Fort Monze - Personnel

Recruitment

Men recruited into the BSAP were mostly recruited from the UK by advertising in local newspapers. A typical recruiting campaign would specify that:

"A few young men are required at once for the BSAP. Applicants should be between 20 and 25 years of age, minimum height 5' 7" and inflated chest measured 35". They must be British Subjects, single, able to ride and pass a medical examination in London."

The period of enlistment was 2 years. The BSAC provided horse, equipment, forage, rations and uniform free of charge.

The rates of pay for 1899 were:

First Class Sergeant 8 shillings per day
Corporal 5 shillings and 6 pence day
Trooper 5 shillings per day.

After two years service this was increased by 6 pence a day.
One shilling per day was deferred (as a pension). Expenses were paid from Cape Town, but the journey from England to Cape Town had to be paid by the enlisted person!

Officers pay:

Commandants received a salary of £600 per year
Inspectors were paid £1 per day
Quartermasters were paid 18 shillings per day
Officers had to pay 40 shillings for their uniform.

Typical duties

Typical duties of the fort personnel included visiting local villages, arbitrating in disputes, checking the activities of European traders, verifying the credentials of game hunters and upholding the law generally. On one hand they represented King Lewanika's extended patronage South of the Kafue and North of the Zambezi, in the territory's capacity as a Protectorate. Certain matters were dealt with in King Lewanika's name or at his court, and others in the name of the administration. Slave trading had been virtually abolished in these parts by this time although there were occasional reports of slave caravans which patrols would investigate.

On the domestic front fort personnel were responsible for trading for feed and provisions, most maize (for their horses, oxen, cattle, donkey and fowl), supplemented with game hunted locally (antelope, zebra and buck mostly). Personnel tried their hand at growing an acre of maize and planting sunflower oil seed. Besides these more recreational activities there was drill, shooting practice and supervising the making of roadways fit for wagon or Scotch carts to travel on.

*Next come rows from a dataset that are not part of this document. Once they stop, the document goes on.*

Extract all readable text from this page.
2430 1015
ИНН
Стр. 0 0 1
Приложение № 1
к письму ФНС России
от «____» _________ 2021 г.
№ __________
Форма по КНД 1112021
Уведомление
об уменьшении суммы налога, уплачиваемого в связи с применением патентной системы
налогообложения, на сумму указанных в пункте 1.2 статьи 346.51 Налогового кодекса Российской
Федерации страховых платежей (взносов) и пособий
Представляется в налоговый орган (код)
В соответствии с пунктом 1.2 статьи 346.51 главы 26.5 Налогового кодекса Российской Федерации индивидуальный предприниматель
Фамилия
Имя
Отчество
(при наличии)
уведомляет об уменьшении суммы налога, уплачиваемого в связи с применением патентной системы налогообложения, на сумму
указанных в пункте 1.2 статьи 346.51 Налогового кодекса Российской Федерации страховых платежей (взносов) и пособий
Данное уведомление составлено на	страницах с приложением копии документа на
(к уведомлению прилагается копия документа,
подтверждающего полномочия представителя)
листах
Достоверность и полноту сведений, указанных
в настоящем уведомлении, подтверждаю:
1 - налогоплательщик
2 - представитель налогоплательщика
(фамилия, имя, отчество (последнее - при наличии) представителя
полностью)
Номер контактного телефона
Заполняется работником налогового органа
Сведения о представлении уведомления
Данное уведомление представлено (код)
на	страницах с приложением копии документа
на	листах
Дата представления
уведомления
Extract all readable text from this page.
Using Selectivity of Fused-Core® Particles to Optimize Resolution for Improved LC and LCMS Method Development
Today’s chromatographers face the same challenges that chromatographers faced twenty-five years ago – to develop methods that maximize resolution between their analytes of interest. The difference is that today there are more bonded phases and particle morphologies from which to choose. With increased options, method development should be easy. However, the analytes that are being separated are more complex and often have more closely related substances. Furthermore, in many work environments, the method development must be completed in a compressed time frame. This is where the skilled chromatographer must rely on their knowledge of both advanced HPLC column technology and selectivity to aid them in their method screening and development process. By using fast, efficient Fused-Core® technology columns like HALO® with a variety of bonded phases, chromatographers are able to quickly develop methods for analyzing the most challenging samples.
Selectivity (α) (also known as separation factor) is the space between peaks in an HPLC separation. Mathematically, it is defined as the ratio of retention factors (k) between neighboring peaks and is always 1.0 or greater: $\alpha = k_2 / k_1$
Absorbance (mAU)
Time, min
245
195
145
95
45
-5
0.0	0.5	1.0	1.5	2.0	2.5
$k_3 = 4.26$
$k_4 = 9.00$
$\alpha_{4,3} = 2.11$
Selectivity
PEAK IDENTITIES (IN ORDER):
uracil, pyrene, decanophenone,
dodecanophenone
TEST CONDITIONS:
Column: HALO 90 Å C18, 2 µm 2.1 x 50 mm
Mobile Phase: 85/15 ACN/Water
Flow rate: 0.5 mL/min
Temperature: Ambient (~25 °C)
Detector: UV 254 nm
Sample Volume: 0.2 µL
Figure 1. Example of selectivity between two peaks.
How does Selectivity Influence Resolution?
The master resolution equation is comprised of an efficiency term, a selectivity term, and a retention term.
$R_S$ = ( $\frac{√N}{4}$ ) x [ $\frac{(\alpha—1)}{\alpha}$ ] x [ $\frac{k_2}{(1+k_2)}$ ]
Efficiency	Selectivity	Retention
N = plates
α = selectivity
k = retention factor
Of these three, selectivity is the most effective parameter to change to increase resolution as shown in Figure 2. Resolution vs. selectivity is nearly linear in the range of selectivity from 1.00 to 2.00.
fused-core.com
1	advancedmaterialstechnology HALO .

Despite the activity at the fort, there is at least one recorded event of lions attacking domestic cattle owned by the fort when let out for grazing. Lion spore was found around the horse stables which no doubt prevented further loss.

Personal accounts of life at Fort Monze


William Harding's Diary Entry

William Harding recorded in his diary the events of Christmas Day 1900.

The police had a full dress parade with inspection. All dressed in their blue tunics and the main event was a sports gala in the afternoon. Chief Monze arrived with 10 of his advisers and about 200 subject villagers besides. Everyone brought presents. The sports gala was held in the valley below Fort Monze. There were 8 events open only to the police and most of them participated. Everyone seemed to enjoy the spectacle. The police were given their rations which they enjoyed. In the evening the visitors were given presents, including 2 goats to Chief Monze and another goat besides. His advisors were given flour, and beer was made available to everyone, who seemed to thoroughly enjoy the day.


Albert Rice's letter home

Albert Ernest Rice was one of nine children born of Emma (nee Hurley) and Frederick Robert Rice, a gardener by profession. Ernest left home about 1895 to go to South Africa. Ernest was a part of the Bulawayo Field Force (under Capt. Luck) until July 18th 1896 during which he participated in the Shangani Patrol and several other engagements. Time expired with the BSAC Police (under Capt. Cradwell) on 19th October 1896. He attested on 21st August 1897.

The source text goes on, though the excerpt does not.